Kawasaki has trained with Mariners star Ichiro Suzuki in the past during off-seasons and was also his teammate on the 2006 and 2009 World Baseball Classic teams for WBC Champion Japan. He and Ichiro share the same agent, Tony Attanasio, too. As reported by NPB Tracker's Patrick Newman, Mariners scout Yasushi Yamamoto liked what he saw of Kawasaki in June.
"I’m grading him higher than (Minnesota Twins infielder Tsuyoshi) Nishioka and (New York Yankees minor leaguer Hiroyuki) Nakajima in baserunning and defense. If he can hit .250 in the Majors that will be enough (to play regularly)." said the scout that has spent the past seven seasons in Japan for Seattle.
Of course, coming off of a season where he hit just .267 in Japan, hitting .250 in the majors may not be in the cards for Munenori, who is very Ichiro-like in his slap-hitting, swing-at-everything style (his nickname "Satsuro" is partly because of Ichiro). That said, even though his career high in extra base hits is just 31, Kawasaki has hit .300 or better in five of the last eight seasons in Nippon Professional Baseball. He is a several-time All-Star (conflicting reports, but at least four) and two-time gold glove winner at shortstop. He's also played second and third base (which he played in the WBC).
Here is more from Patrick on Kawasaki:
"Mune-rin" profiles as an MLB utility infielder, so I'll start with his glove. I think he has pretty good range and pretty good hands, but his arm is rather weak and would get exposed if he were to play every day on the left side of the infield.The last time I saw him play was in this season's Japan Series, and he made a number of good plays on some bad turf bounces. Kawasaki's first regular playing time in Japan was back in 2003 at 3B, so he's played there, and I know I've seen him at 2B but I don't know how much he's actually played there. He should be respectable all over the infield.
At the plate he's never been more than a singles/contact hitter. He used to be tougher to strikeout but glancing at his stats he's k'ed 84 or more times in each of the last three years. I don't recall why his 2009 numbers were bad, I thought he was injured but that was actually 2007 and 2008. Look at the stats though, he had 43 sac bunts that season, so maybe that had something to do with it. In 2011, NPB introduced a new ball, which dramatically reduced offense league wide. Smaller guys with less pop like Kawasaki were affected the most.

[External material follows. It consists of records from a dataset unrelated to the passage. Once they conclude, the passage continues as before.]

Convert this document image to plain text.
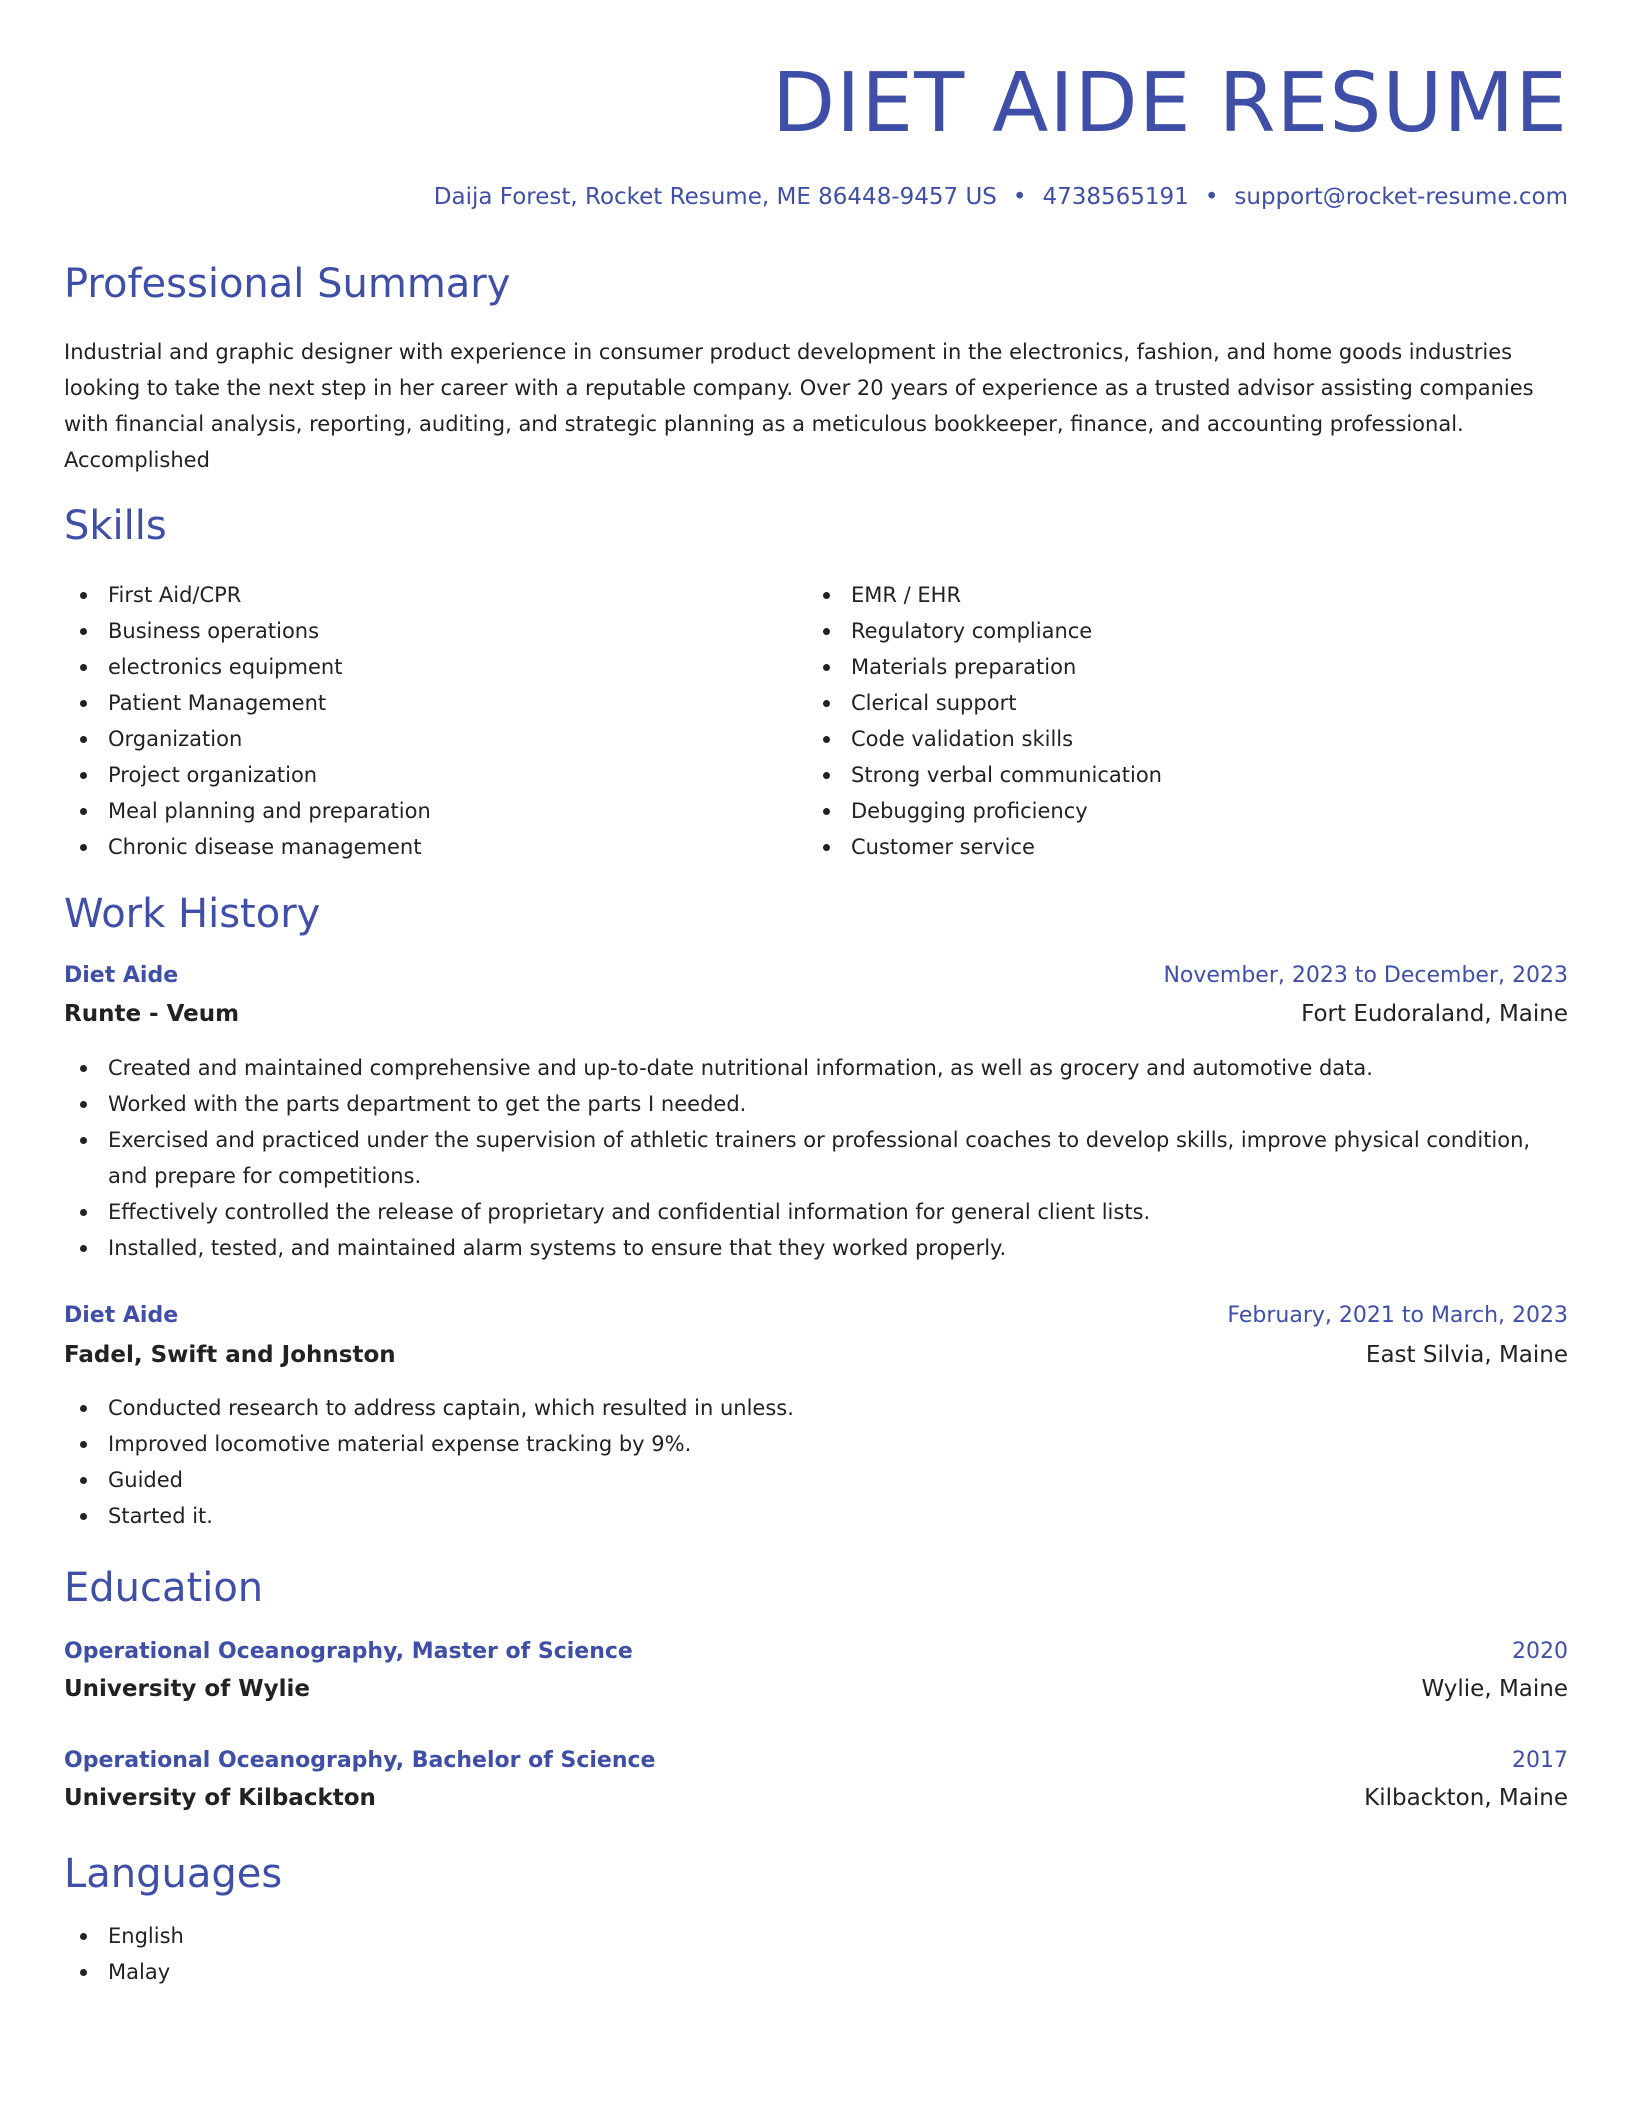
DIET AIDE RESUME
Daija Forest, Rocket Resume, ME 86448-9457 US • 4738565191 • support@rocket-resume.com
Professional Summary
Industrial and graphic designer with experience in consumer product development in the electronics, fashion, and home goods industries looking to take the next step in her career with a reputable company. Over 20 years of experience as a trusted advisor assisting companies with financial analysis, reporting, auditing, and strategic planning as a meticulous bookkeeper, finance, and accounting professional. Accomplished
Skills
First Aid/CPR
Business operations
electronics equipment
Patient Management
Organization
Project organization
Meal planning and preparation
Chronic disease management
EMR / EHR
Regulatory compliance
Materials preparation
Clerical support
Code validation skills
Strong verbal communication
Debugging proficiency
Customer service
Work History
Diet Aide	November, 2023 to December, 2023
Runte - Veum	Fort Eudoraland, Maine
Created and maintained comprehensive and up-to-date nutritional information, as well as grocery and automotive data.
Worked with the parts department to get the parts I needed.
Exercised and practiced under the supervision of athletic trainers or professional coaches to develop skills, improve physical condition, and prepare for competitions.
Effectively controlled the release of proprietary and confidential information for general client lists.
Installed, tested, and maintained alarm systems to ensure that they worked properly.
Diet Aide	February, 2021 to March, 2023
Fadel, Swift and Johnston	East Silvia, Maine
Conducted research to address captain, which resulted in unless.
Improved locomotive material expense tracking by 9%.
Guided
Started it.
Education
Operational Oceanography, Master of Science	2020
University of Wylie	Wylie, Maine
Operational Oceanography, Bachelor of Science	2017
University of Kilbackton	Kilbackton, Maine
Languages
English
Malay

I'm sure this has come out already, but Kawasaki idolizes Ichiro. Kawasaki has worn #52 since turning pro, because it's the number after Ichiro. He's trained with Ichiro in the offseason for several years now.
He also has his own website, which you can find here (if you speak/read Japanese, let me know how it is).
This is the ultimate in "low-risk" signings, and if Kawasaki can perform defensively at shortstop at a major league level then he will be an upgrade from what the M's have as in-house options right now and stands a real chance of making the roster out of Spring Training. He really teed himself up for the Mariners' Front Office here, and they are at least taking a swing. Good to see. And who knows, perhaps having his understudy on the team might inspire Ichiro to great things.